Put another way, there was a decline in the labor force participation rate by 446,000 people. As a result, the overall participation rate dropped to 62.7% while the rate for the 25 to 54 year old age group dipped to 81.4%. In general, people leave the labor force when they are discouraged about job prospects, hence this is normally not a positive sign, even though it results in an improvement in the unemployment rate.
Population-adjusted unemployment claims are near their lowest levels since the late 1960s. They briefly dipped to their lowest level since the data has been recorded in September, before rising slightly in October and November.
However, Average Hourly Earnings was another blip on the radar of an otherwise generally upbeat jobs report as they declined from a 2.8% year over year (Y/Y) rise in October, to 2.5% Y/Y in November. That said, the overall upward trend for 2016 continues, suggesting that inflation may slowly be coming into play. This may finally convince the Fed to raise interest rates in December.

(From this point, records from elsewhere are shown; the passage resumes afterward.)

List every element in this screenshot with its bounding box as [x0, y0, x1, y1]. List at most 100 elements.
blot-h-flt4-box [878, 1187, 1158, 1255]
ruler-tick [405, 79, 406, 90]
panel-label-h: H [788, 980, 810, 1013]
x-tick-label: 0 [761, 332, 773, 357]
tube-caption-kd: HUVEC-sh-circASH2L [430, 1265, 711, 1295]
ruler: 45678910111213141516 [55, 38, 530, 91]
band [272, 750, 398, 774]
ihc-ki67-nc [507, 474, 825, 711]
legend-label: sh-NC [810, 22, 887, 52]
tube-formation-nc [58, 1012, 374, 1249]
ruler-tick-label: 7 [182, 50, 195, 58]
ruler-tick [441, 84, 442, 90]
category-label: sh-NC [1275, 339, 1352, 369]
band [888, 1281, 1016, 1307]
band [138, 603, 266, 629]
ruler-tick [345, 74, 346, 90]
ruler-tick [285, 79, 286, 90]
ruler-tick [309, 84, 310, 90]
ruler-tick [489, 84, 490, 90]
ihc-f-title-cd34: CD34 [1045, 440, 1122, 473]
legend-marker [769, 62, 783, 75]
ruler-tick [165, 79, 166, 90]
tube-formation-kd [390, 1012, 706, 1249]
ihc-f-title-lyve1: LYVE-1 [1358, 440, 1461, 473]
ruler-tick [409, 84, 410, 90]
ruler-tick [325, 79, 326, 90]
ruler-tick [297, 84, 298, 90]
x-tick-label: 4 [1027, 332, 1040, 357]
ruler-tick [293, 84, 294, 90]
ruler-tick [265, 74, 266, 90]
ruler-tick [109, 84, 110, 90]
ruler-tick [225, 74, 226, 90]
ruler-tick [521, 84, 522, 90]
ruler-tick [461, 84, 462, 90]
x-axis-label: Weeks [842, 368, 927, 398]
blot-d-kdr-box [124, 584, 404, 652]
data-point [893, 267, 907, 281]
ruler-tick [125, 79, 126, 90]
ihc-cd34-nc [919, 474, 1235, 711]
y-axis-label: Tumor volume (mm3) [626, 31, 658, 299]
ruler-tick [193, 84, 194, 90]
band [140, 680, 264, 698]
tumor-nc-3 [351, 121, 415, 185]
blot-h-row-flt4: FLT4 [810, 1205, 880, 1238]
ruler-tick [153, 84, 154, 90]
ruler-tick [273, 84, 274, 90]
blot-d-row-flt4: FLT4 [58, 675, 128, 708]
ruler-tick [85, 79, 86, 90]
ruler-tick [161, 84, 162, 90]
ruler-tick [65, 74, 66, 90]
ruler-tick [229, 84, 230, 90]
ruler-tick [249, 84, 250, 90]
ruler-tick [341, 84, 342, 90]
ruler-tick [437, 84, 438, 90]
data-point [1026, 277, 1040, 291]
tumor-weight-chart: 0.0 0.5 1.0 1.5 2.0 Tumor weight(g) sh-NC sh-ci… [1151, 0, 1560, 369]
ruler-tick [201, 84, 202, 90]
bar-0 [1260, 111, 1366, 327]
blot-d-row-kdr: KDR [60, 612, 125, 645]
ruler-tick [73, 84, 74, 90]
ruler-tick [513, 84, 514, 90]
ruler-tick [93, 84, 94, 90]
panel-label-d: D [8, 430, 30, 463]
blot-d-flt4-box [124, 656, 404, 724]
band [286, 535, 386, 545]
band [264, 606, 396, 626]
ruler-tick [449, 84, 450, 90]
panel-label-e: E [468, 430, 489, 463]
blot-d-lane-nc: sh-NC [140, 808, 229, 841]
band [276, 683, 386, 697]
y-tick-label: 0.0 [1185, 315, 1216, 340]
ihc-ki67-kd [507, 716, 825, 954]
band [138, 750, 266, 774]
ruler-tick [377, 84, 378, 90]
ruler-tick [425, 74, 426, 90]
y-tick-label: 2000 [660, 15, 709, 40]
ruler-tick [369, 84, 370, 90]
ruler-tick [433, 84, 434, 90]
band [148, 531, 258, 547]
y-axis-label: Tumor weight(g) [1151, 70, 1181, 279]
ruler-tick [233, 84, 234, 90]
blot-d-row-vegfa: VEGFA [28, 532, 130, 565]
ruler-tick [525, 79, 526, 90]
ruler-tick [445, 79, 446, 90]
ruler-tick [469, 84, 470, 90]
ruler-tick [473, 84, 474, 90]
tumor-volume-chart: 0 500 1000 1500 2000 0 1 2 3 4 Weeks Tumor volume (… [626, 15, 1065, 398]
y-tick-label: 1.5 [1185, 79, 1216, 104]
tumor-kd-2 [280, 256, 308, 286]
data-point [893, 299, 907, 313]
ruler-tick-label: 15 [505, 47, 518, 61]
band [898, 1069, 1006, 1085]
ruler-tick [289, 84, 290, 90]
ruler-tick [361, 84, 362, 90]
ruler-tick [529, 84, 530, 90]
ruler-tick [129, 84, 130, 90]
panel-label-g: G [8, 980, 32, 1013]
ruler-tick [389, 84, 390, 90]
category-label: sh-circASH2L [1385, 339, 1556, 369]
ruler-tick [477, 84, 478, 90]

Some of the unemployment numbers may not be as rosy as they appear, given that underemployment is a factor that doesn’t appear in the numbers. The fact that workers who are seeking full time jobs but taking part time work, or continue to accept positions for which they are overqualified, is an ongoing concern. That said, with the Fed on the brink of an interest rate hike, the outlook is certainly closer to optimism than it is to despair.